A north/south alignment of the campus architecture facilitates the flow of movement to and from outside environments, such as landscaped areas and sports fields, through the entry plazas, all connecting via the Town Center. This orienting element structures the interaction between interior school spaces and the outdoor spaces. Exterior plaza materials, natural patterns, and textures are used for the inside spaces to further reinforce the connection to the outdoors.
With the Town Center serving as a hub, one learning street is oriented to the north, terminating in a wall of glass facing Sacagawea Peak in the Bridger Range. Another learning street leads to academic community areas that look out at the Tobacco Root Mountains to the west. The glass wall of the Town Center also connects viewers with the Spanish Peaks to the southwest, as do windows in other academic communities situated at the south of the facility. These dramatic views are the back drop for expansive, creative thinking.
Providing functionality for a variety of uses, the Town Center can serve as an amphitheater for assemblies and speakers, as well as provide space for small group meetings and individual study areas. Incorporating a highly functional staircase, spaces for a coffee bar and café will be tucked under the stairs, creating comfortable areas to hang out and study. Extra-wide hallways will support the idea of cross-pollination, allowing for greater visibility into other learning areas encouraging student’s interest in trying something new. Wider hallways will also pull in more natural light to interior spaces, contributing to an environment that feels accessible and full of opportunity.
Rather than spreading the 304,000-square-foot school across two levels, a more compact three-story solution offers advantages such as shorter travel distances from one side of the school to the other, greater opportunities for key spaces to make physical and visual connections to the Town Center, and greater efficiency in the building’s footprint, systems, and energy use.

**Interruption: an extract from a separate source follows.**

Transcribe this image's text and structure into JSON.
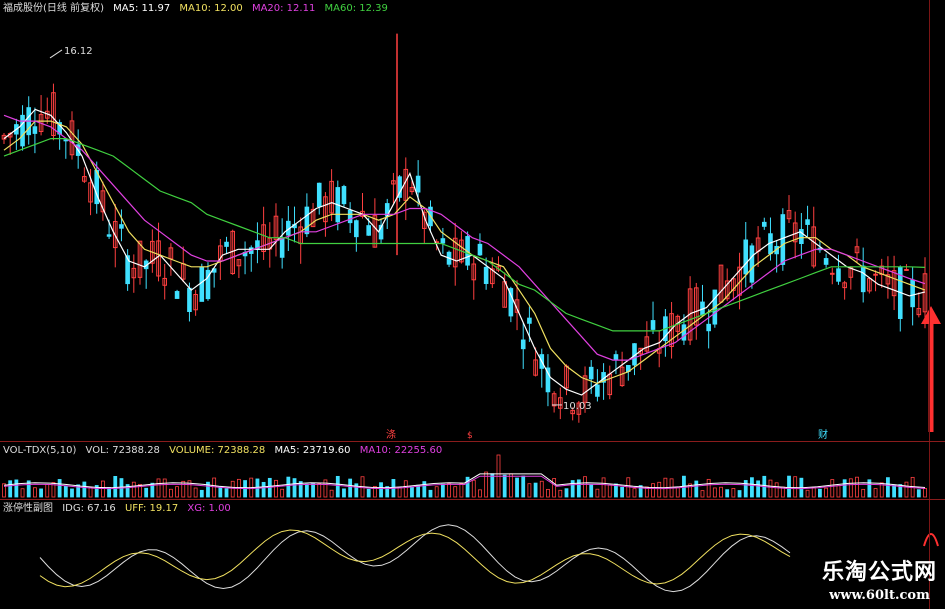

All of these planning and design factors reinforce the primary guiding principle of the project — to create a strong sense of community. The Town Center serves as a unifying element both architecturally and socially. It’s a place where all of the school’s smaller neighborhoods and academic communities come together to share and connect, and it serves as a vibrant, diverse area where students, educators, and the greater community can form bonds and strengthen relationships.